KPMG shortlisted for India’s nationwide cybersecurity audit of critical IT infrastructure
KPMG’s shortlist spot in India’s cyber audit race points to a bigger demand signal: the government is finalizing one of its largest checks of critical IT systems.
KPMG is among seven firms shortlisted for India’s nationwide cybersecurity audit of critical government IT infrastructure, a process now in its final stages with financial evaluation underway. The government is expected to announce the rollout in the coming days, turning a procurement process that began with a tender floated in December 2025 into a large-scale assignment with direct implications for cyber assurance staffing, delivery capacity and public-sector account work.
The exercise is being framed as one of India’s biggest cyber health checks. It will cover critical IT infrastructure across central ministries, state departments and the government’s network of National and State Data Centres. For firms with audit, risk and technology practices, that scope points to far more than a one-off headline win. It suggests sustained demand for teams that can handle sensitive infrastructure reviews, evidence collection, remediation tracking and the coordination work that comes with multiple government owners and legacy systems.

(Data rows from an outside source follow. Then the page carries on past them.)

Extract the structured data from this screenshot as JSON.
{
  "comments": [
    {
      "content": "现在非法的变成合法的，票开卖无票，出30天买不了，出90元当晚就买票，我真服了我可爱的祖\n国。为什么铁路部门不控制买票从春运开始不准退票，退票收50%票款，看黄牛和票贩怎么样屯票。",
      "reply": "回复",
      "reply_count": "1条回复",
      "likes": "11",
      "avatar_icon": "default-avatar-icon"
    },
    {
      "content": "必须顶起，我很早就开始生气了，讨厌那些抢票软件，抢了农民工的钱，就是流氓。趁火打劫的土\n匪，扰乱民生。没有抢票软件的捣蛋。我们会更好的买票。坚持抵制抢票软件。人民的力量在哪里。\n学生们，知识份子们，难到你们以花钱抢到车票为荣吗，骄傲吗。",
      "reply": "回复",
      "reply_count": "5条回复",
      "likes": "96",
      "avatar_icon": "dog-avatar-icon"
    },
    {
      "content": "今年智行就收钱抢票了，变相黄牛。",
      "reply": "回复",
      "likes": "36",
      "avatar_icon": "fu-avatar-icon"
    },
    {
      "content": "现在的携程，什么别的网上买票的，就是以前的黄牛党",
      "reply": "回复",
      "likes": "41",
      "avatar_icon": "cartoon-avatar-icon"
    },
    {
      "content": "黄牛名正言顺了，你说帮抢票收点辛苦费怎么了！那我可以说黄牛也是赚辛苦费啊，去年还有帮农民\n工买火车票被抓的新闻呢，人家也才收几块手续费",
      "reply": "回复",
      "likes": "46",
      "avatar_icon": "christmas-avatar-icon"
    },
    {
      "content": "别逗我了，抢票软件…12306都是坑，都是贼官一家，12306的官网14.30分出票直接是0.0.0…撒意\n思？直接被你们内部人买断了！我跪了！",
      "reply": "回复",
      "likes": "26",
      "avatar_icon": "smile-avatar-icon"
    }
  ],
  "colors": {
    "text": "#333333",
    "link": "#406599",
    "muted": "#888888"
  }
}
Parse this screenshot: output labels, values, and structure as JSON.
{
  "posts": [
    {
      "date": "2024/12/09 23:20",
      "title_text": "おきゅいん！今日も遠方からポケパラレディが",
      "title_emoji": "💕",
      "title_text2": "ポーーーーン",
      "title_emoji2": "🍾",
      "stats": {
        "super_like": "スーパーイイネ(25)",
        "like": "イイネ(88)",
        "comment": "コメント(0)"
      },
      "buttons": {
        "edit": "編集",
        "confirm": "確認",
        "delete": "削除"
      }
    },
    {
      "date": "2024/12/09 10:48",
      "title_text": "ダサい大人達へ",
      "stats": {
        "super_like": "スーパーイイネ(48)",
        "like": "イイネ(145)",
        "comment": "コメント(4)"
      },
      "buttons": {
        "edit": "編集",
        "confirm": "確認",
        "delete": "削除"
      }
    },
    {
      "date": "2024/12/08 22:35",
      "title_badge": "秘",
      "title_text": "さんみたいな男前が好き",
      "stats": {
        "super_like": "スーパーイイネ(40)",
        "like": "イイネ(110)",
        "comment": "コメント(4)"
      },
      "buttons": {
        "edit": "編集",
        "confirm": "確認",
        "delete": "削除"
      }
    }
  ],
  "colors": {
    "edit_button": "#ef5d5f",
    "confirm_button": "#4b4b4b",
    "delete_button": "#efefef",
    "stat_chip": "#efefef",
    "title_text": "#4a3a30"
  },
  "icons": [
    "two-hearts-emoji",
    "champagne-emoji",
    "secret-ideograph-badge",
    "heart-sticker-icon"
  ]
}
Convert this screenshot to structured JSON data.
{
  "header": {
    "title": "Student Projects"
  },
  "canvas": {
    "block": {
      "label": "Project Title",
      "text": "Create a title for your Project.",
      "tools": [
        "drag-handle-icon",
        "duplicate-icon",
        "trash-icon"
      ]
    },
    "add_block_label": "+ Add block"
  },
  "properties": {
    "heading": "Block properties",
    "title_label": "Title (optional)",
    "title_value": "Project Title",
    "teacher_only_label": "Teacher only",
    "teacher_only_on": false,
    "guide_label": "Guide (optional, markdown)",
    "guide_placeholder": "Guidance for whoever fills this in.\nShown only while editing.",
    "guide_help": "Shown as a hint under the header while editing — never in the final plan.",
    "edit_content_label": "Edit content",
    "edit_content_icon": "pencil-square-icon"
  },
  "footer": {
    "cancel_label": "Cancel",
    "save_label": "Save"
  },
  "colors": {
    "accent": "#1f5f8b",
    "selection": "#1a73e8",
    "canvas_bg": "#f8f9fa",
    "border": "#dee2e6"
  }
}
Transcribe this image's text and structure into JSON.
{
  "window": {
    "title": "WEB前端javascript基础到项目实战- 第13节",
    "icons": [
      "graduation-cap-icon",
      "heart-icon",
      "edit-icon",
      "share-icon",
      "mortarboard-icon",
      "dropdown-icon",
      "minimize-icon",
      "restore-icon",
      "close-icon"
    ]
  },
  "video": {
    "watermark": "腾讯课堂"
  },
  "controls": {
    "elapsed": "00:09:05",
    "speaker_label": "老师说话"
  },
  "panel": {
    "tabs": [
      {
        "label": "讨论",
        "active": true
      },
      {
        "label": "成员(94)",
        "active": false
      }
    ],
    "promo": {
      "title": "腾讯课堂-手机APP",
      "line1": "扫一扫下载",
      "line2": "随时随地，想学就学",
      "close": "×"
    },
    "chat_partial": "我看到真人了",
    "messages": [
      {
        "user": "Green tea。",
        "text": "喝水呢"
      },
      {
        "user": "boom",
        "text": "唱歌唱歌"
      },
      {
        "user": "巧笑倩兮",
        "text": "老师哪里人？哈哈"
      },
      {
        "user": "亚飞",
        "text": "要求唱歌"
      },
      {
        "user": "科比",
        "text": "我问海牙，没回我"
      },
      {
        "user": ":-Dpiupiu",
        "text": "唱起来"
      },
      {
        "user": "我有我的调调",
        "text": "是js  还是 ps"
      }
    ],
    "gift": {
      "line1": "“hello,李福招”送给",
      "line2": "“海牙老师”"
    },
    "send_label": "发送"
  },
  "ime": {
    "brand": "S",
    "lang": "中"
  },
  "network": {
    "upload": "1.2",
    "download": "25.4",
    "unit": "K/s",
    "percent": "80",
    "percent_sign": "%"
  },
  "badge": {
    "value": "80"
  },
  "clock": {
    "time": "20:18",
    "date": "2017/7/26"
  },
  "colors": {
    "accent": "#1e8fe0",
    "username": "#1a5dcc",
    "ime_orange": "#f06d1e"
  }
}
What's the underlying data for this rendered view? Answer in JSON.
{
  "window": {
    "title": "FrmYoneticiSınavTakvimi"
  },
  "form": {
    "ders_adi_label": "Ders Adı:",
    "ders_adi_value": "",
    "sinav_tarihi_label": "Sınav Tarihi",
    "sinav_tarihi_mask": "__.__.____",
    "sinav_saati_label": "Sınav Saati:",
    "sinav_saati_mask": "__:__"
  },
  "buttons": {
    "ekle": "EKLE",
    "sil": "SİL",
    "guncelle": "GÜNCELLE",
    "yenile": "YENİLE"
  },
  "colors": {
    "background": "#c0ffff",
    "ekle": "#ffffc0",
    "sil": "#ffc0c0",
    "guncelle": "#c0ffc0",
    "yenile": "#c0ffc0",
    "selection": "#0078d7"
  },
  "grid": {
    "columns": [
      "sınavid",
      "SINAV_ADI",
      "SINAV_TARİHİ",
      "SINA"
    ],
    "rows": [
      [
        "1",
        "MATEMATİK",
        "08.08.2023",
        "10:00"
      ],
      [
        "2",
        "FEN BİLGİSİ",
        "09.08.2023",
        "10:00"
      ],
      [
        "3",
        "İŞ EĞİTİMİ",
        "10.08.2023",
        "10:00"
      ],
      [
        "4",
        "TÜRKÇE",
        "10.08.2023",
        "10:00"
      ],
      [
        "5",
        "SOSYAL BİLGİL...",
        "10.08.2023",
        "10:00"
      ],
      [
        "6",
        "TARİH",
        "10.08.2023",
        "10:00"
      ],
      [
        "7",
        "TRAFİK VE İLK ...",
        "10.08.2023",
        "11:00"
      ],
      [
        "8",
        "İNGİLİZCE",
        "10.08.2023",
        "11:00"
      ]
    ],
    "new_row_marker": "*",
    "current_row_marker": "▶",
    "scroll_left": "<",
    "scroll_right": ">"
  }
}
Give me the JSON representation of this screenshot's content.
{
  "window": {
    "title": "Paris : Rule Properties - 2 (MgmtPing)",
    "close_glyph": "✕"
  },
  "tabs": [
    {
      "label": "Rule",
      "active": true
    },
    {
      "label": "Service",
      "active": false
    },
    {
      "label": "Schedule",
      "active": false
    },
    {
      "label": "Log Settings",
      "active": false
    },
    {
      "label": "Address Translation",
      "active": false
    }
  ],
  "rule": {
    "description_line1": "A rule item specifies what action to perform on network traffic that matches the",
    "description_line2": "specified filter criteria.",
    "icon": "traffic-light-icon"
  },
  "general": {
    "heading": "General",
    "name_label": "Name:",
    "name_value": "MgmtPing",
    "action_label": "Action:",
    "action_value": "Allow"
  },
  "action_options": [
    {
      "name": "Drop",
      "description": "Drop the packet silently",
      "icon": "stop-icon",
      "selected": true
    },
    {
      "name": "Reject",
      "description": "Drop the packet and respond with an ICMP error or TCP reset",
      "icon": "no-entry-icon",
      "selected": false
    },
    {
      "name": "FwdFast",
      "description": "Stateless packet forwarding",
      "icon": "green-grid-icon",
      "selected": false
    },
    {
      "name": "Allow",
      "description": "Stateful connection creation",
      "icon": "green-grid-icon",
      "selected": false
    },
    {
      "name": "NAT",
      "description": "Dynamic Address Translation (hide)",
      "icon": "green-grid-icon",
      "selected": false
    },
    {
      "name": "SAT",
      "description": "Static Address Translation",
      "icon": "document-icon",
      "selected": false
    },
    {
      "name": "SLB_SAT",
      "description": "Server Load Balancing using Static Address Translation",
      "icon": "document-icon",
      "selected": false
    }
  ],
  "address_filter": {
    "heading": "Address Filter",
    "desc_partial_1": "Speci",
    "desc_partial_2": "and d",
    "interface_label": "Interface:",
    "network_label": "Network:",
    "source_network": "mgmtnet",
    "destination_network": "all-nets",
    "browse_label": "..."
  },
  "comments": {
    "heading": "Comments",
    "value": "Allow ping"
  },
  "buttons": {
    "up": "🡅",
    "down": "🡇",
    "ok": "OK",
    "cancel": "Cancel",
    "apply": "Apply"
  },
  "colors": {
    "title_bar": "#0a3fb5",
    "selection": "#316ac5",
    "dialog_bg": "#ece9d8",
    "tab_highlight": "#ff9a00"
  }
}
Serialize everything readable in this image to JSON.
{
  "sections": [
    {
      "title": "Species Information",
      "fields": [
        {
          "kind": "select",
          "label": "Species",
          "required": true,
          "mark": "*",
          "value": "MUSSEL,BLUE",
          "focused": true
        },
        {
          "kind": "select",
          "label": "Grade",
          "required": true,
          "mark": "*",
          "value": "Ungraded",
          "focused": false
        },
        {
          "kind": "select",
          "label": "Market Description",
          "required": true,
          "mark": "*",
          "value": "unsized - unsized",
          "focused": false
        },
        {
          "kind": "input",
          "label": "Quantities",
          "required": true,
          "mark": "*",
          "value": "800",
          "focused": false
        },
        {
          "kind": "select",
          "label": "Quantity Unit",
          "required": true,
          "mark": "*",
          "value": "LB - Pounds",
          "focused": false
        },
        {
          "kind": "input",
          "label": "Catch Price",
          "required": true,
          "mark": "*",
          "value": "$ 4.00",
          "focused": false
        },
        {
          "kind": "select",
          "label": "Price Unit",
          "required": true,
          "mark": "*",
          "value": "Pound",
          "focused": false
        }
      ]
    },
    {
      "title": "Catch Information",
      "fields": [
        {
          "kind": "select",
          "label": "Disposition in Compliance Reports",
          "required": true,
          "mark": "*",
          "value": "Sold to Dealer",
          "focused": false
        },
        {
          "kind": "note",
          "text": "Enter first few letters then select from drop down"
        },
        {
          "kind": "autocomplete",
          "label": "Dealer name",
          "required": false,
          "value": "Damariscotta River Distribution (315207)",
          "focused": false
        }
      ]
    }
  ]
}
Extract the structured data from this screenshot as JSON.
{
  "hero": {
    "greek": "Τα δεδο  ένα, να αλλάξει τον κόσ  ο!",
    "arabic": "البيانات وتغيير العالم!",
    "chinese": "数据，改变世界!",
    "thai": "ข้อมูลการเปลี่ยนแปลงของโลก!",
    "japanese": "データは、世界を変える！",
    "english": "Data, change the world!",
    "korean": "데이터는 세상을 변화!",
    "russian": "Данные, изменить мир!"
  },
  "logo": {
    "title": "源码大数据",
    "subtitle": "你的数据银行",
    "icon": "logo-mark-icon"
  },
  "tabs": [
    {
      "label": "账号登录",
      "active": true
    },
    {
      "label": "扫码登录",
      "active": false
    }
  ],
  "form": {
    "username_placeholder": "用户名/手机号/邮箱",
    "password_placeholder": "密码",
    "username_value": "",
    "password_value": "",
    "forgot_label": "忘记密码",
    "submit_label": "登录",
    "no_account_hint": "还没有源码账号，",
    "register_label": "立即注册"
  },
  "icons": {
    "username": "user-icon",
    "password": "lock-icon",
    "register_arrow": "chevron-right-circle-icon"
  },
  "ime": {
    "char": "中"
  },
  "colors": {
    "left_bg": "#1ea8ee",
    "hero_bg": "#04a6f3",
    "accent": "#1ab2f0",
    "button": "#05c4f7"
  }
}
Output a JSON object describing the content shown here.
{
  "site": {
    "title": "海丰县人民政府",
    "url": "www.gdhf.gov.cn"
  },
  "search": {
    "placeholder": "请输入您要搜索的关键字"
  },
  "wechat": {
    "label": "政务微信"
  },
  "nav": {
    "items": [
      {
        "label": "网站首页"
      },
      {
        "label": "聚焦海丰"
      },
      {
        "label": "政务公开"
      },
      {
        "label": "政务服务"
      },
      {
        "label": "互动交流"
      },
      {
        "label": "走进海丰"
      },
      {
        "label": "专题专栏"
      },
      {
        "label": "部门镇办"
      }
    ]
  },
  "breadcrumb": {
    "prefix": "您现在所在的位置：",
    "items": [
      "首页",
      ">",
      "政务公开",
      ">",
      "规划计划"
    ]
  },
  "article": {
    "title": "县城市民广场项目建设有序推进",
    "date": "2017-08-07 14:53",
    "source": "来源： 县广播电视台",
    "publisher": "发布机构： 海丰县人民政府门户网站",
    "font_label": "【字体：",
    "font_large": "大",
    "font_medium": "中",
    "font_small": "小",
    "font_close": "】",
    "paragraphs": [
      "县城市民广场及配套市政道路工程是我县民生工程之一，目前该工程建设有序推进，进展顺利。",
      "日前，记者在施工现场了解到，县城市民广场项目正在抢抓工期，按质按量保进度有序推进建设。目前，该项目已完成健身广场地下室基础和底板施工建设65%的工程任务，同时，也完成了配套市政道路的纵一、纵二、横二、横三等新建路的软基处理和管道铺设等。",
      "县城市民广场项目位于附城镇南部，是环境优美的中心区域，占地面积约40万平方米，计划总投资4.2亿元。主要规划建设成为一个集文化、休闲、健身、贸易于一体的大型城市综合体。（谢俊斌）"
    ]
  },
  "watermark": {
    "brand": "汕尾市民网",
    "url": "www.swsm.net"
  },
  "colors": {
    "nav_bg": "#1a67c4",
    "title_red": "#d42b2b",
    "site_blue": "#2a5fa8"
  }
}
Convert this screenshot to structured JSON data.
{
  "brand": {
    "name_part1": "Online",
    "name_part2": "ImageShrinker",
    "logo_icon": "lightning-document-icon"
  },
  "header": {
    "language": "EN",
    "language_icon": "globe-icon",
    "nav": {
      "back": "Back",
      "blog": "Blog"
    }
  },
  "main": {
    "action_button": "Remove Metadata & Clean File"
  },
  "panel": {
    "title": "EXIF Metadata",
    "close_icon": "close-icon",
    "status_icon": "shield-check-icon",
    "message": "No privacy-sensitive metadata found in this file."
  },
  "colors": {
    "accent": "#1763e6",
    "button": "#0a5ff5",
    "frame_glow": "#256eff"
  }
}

The regulatory backdrop matters just as much. CERT-In issued its Comprehensive Cyber Security Audit Policy Guidelines on July 25, 2025, setting out a structured process meant to help both auditees and auditing organisations prepare for and conduct cybersecurity audits. The guidance sits inside a broader critical-infrastructure security framework built around CERT-In and the National Critical Information Infrastructure Protection Centre, or NCIIPC, which was created under Section 70A of the Information Technology Act, 2000, through a gazette notification on January 16, 2014, and is based in New Delhi.
The scale of the market is already visible in the numbers. In July 2025, the government said CERT-In and NCIIPC had completed 9,798 security audits across sectors including power, energy and BFSI, and that CERT-In had empanelled 200 cybersecurity organisations for audit work. Later official material put the 2025 empanelment count at 231 cybersecurity audit organisations, underscoring how much capacity is being built around this work and how competitive the pool has become for firms chasing federal and regulated-sector mandates.
That matters inside KPMG because large public-sector audits are not just client logos; they are labor-intensive assignments that pull on scarce cyber specialists, control testers and engagement managers. As more government and regulated entities issue 2026 RFPs for CERT-In-empanelled external auditors, the shortlist suggests a market where delivery teams, not just partners, will be under pressure to scale fast and prove they can handle high-stakes assurance work at national level.